There are two levels of economic evaluation: partial and full. Partial economic evaluation
measures program or disease costs, but does not involve a comparison with alternative options
and does not relate costs to outcomes. Partial economic evaluations include cost-of-illness
analysis and program cost analysis. For example the estimate of cost by the Health care
ministry for the treatment of Polio disease.

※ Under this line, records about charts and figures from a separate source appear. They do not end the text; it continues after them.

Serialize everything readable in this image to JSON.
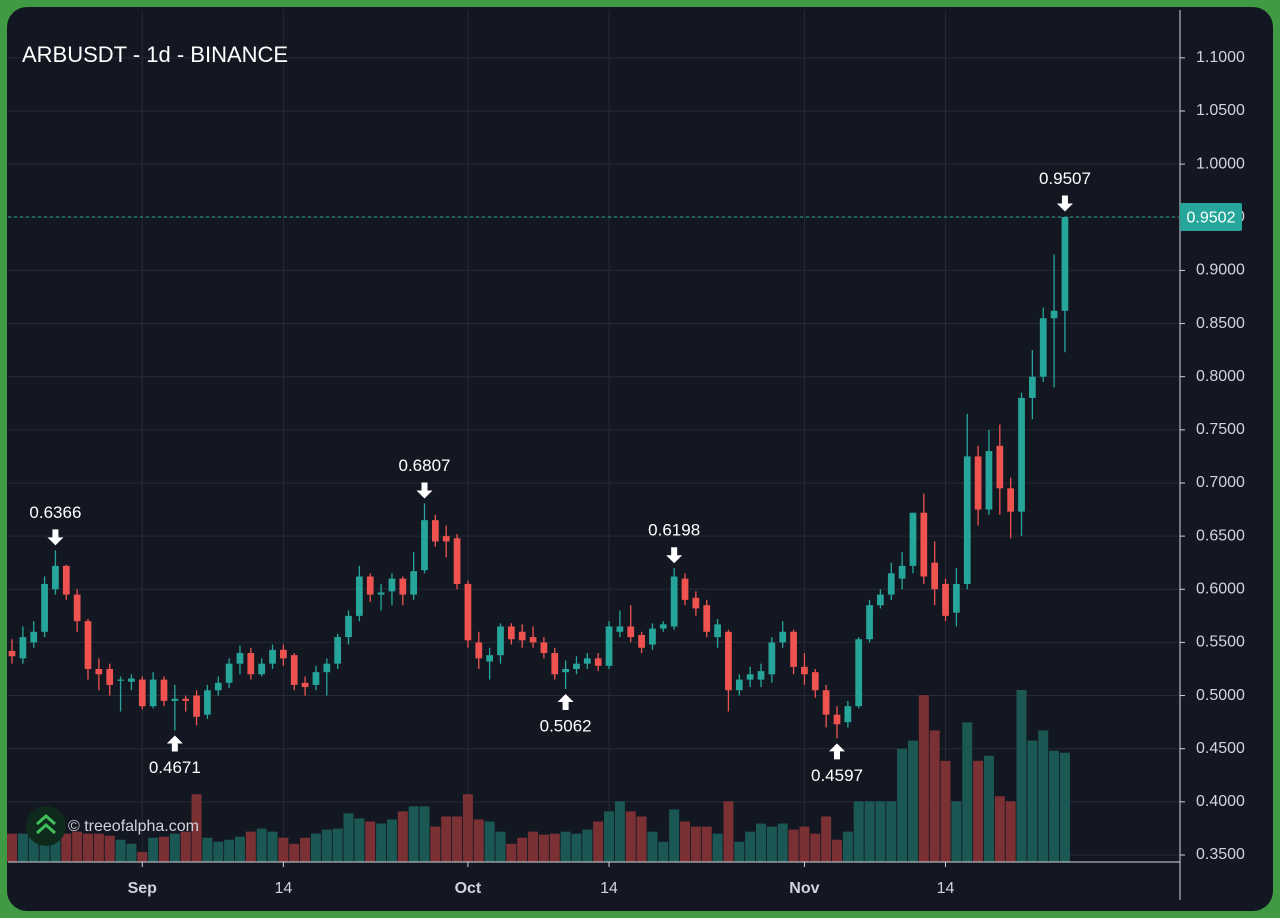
{
  "chart_data": {
    "type": "candlestick",
    "title": "ARBUSDT - 1d - BINANCE",
    "watermark": "© treeofalpha.com",
    "open": [
      0.542,
      0.535,
      0.55,
      0.56,
      0.6,
      0.622,
      0.595,
      0.57,
      0.525,
      0.525,
      0.515,
      0.513,
      0.515,
      0.49,
      0.515,
      0.495,
      0.497,
      0.5,
      0.482,
      0.505,
      0.512,
      0.53,
      0.54,
      0.52,
      0.53,
      0.543,
      0.538,
      0.512,
      0.51,
      0.522,
      0.53,
      0.555,
      0.575,
      0.612,
      0.595,
      0.598,
      0.61,
      0.595,
      0.618,
      0.665,
      0.65,
      0.648,
      0.605,
      0.55,
      0.532,
      0.538,
      0.565,
      0.56,
      0.555,
      0.55,
      0.54,
      0.522,
      0.525,
      0.53,
      0.535,
      0.528,
      0.56,
      0.565,
      0.557,
      0.548,
      0.563,
      0.565,
      0.61,
      0.592,
      0.585,
      0.555,
      0.56,
      0.505,
      0.515,
      0.515,
      0.52,
      0.55,
      0.56,
      0.527,
      0.522,
      0.505,
      0.482,
      0.475,
      0.49,
      0.553,
      0.585,
      0.595,
      0.61,
      0.622,
      0.672,
      0.625,
      0.605,
      0.578,
      0.605,
      0.725,
      0.675,
      0.735,
      0.695,
      0.673,
      0.78,
      0.8,
      0.855,
      0.862
    ],
    "high": [
      0.553,
      0.565,
      0.57,
      0.612,
      0.6366,
      0.623,
      0.6,
      0.572,
      0.535,
      0.53,
      0.518,
      0.52,
      0.518,
      0.522,
      0.518,
      0.51,
      0.5,
      0.505,
      0.51,
      0.518,
      0.535,
      0.547,
      0.545,
      0.535,
      0.548,
      0.548,
      0.54,
      0.518,
      0.528,
      0.535,
      0.558,
      0.58,
      0.622,
      0.615,
      0.605,
      0.615,
      0.612,
      0.635,
      0.6807,
      0.67,
      0.66,
      0.652,
      0.608,
      0.56,
      0.545,
      0.568,
      0.568,
      0.567,
      0.565,
      0.555,
      0.545,
      0.533,
      0.537,
      0.54,
      0.54,
      0.57,
      0.58,
      0.585,
      0.56,
      0.568,
      0.57,
      0.6198,
      0.615,
      0.598,
      0.59,
      0.572,
      0.562,
      0.52,
      0.527,
      0.53,
      0.555,
      0.57,
      0.562,
      0.54,
      0.525,
      0.51,
      0.49,
      0.495,
      0.555,
      0.59,
      0.6,
      0.625,
      0.635,
      0.672,
      0.69,
      0.645,
      0.61,
      0.62,
      0.765,
      0.735,
      0.75,
      0.755,
      0.705,
      0.785,
      0.825,
      0.865,
      0.915,
      0.9507
    ],
    "low": [
      0.53,
      0.53,
      0.545,
      0.555,
      0.595,
      0.59,
      0.56,
      0.515,
      0.505,
      0.5,
      0.485,
      0.505,
      0.487,
      0.488,
      0.49,
      0.4671,
      0.485,
      0.472,
      0.478,
      0.5,
      0.507,
      0.52,
      0.515,
      0.518,
      0.525,
      0.528,
      0.505,
      0.5,
      0.505,
      0.5,
      0.525,
      0.548,
      0.57,
      0.588,
      0.58,
      0.585,
      0.585,
      0.59,
      0.615,
      0.64,
      0.63,
      0.6,
      0.545,
      0.525,
      0.515,
      0.53,
      0.548,
      0.545,
      0.545,
      0.535,
      0.515,
      0.5062,
      0.52,
      0.525,
      0.523,
      0.525,
      0.555,
      0.55,
      0.54,
      0.543,
      0.56,
      0.562,
      0.585,
      0.575,
      0.555,
      0.545,
      0.485,
      0.5,
      0.508,
      0.508,
      0.512,
      0.545,
      0.52,
      0.51,
      0.498,
      0.47,
      0.4597,
      0.47,
      0.488,
      0.55,
      0.582,
      0.59,
      0.6,
      0.615,
      0.605,
      0.585,
      0.57,
      0.565,
      0.6,
      0.66,
      0.67,
      0.67,
      0.648,
      0.65,
      0.76,
      0.795,
      0.79,
      0.823
    ],
    "close": [
      0.537,
      0.555,
      0.56,
      0.605,
      0.622,
      0.595,
      0.57,
      0.525,
      0.52,
      0.51,
      0.515,
      0.516,
      0.49,
      0.515,
      0.495,
      0.497,
      0.495,
      0.48,
      0.505,
      0.512,
      0.53,
      0.54,
      0.52,
      0.53,
      0.543,
      0.535,
      0.51,
      0.508,
      0.522,
      0.53,
      0.555,
      0.575,
      0.612,
      0.595,
      0.597,
      0.61,
      0.595,
      0.617,
      0.665,
      0.645,
      0.645,
      0.605,
      0.552,
      0.535,
      0.538,
      0.565,
      0.553,
      0.552,
      0.55,
      0.54,
      0.52,
      0.525,
      0.53,
      0.535,
      0.528,
      0.565,
      0.565,
      0.555,
      0.545,
      0.563,
      0.567,
      0.612,
      0.59,
      0.582,
      0.56,
      0.567,
      0.505,
      0.515,
      0.52,
      0.523,
      0.55,
      0.56,
      0.527,
      0.52,
      0.505,
      0.482,
      0.473,
      0.49,
      0.553,
      0.585,
      0.595,
      0.615,
      0.622,
      0.672,
      0.612,
      0.6,
      0.575,
      0.605,
      0.725,
      0.675,
      0.73,
      0.695,
      0.673,
      0.78,
      0.8,
      0.855,
      0.862,
      0.9502
    ],
    "volume": [
      28,
      28,
      30,
      28,
      30,
      28,
      30,
      28,
      28,
      26,
      22,
      18,
      10,
      24,
      25,
      28,
      30,
      67,
      24,
      20,
      22,
      25,
      30,
      33,
      30,
      24,
      18,
      24,
      28,
      32,
      33,
      48,
      43,
      40,
      38,
      42,
      50,
      55,
      55,
      35,
      45,
      45,
      67,
      42,
      40,
      30,
      18,
      24,
      30,
      27,
      28,
      30,
      28,
      32,
      40,
      50,
      60,
      50,
      45,
      30,
      20,
      52,
      40,
      35,
      35,
      28,
      60,
      20,
      30,
      38,
      35,
      38,
      32,
      35,
      28,
      45,
      22,
      30,
      60,
      60,
      60,
      60,
      112,
      120,
      165,
      130,
      100,
      60,
      138,
      100,
      105,
      65,
      60,
      170,
      120,
      130,
      110,
      108
    ],
    "up_color": "#26a69a",
    "down_color": "#ef5350",
    "up_volume_color": "#1b5853",
    "down_volume_color": "#7b3034",
    "last_price": {
      "value": 0.9502,
      "label": "0.9502"
    },
    "annotations": [
      {
        "index": 4,
        "value": 0.6366,
        "position": "above"
      },
      {
        "index": 15,
        "value": 0.4671,
        "position": "below"
      },
      {
        "index": 38,
        "value": 0.6807,
        "position": "above"
      },
      {
        "index": 51,
        "value": 0.5062,
        "position": "below"
      },
      {
        "index": 61,
        "value": 0.6198,
        "position": "above"
      },
      {
        "index": 76,
        "value": 0.4597,
        "position": "below"
      },
      {
        "index": 97,
        "value": 0.9507,
        "position": "above"
      }
    ],
    "xlim": [
      -0.37,
      107.6
    ],
    "xticks": [
      {
        "value": 12,
        "label": "Sep"
      },
      {
        "value": 25,
        "label": "14"
      },
      {
        "value": 42,
        "label": "Oct"
      },
      {
        "value": 55,
        "label": "14"
      },
      {
        "value": 73,
        "label": "Nov"
      },
      {
        "value": 86,
        "label": "14"
      }
    ],
    "ylim": [
      0.3434,
      1.145
    ],
    "yticks": [
      {
        "value": 0.35,
        "label": "0.3500"
      },
      {
        "value": 0.4,
        "label": "0.4000"
      },
      {
        "value": 0.45,
        "label": "0.4500"
      },
      {
        "value": 0.5,
        "label": "0.5000"
      },
      {
        "value": 0.55,
        "label": "0.5500"
      },
      {
        "value": 0.6,
        "label": "0.6000"
      },
      {
        "value": 0.65,
        "label": "0.6500"
      },
      {
        "value": 0.7,
        "label": "0.7000"
      },
      {
        "value": 0.75,
        "label": "0.7500"
      },
      {
        "value": 0.8,
        "label": "0.8000"
      },
      {
        "value": 0.85,
        "label": "0.8500"
      },
      {
        "value": 0.9,
        "label": "0.9000"
      },
      {
        "value": 0.95,
        "label": "0.9500"
      },
      {
        "value": 1.0,
        "label": "1.0000"
      },
      {
        "value": 1.05,
        "label": "1.0500"
      },
      {
        "value": 1.1,
        "label": "1.1000"
      }
    ],
    "grid": true
  }
}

In public health, full economic evaluation compares
two or more public health interventions through the examination of costs of inputs and
outcomes. Full economic evaluations include cost-benefit, cost-effectiveness, and cost-utility
analyses. For Example for the treatment of Low Back Pain, Conservative treatment in form of
Ergonomic Advices, Pharmacological Drugs and Physical Therapy is beneficial compared
toSpinal Surgery and would increase the functional performance of Patients and along with
work output.

Steps in Conducting Economic Evaluation

To carry out Economic Evaluation, the researchers should have definite problem and objectives
for research, need to identify the alternatives and describe each alternative, identifying
whether financial or economic data will be collected, collecting background data (on salaries,
inflation, discount rates) from the Ministry of Health, the Ministry of Finance or other Central
Economic Planning and Statistical Offices; identifying the different types of cost data that are
needed, and collecting these data from the program or project. Ideally, the ultimate indicator of
public health impact would reflect the impact on morbidity and mortality as a result of the
intervention. Ultimately the statistical Analysis would be carried out and finally the Economic
Evaluation is used in Decision Making post Critical Analysis.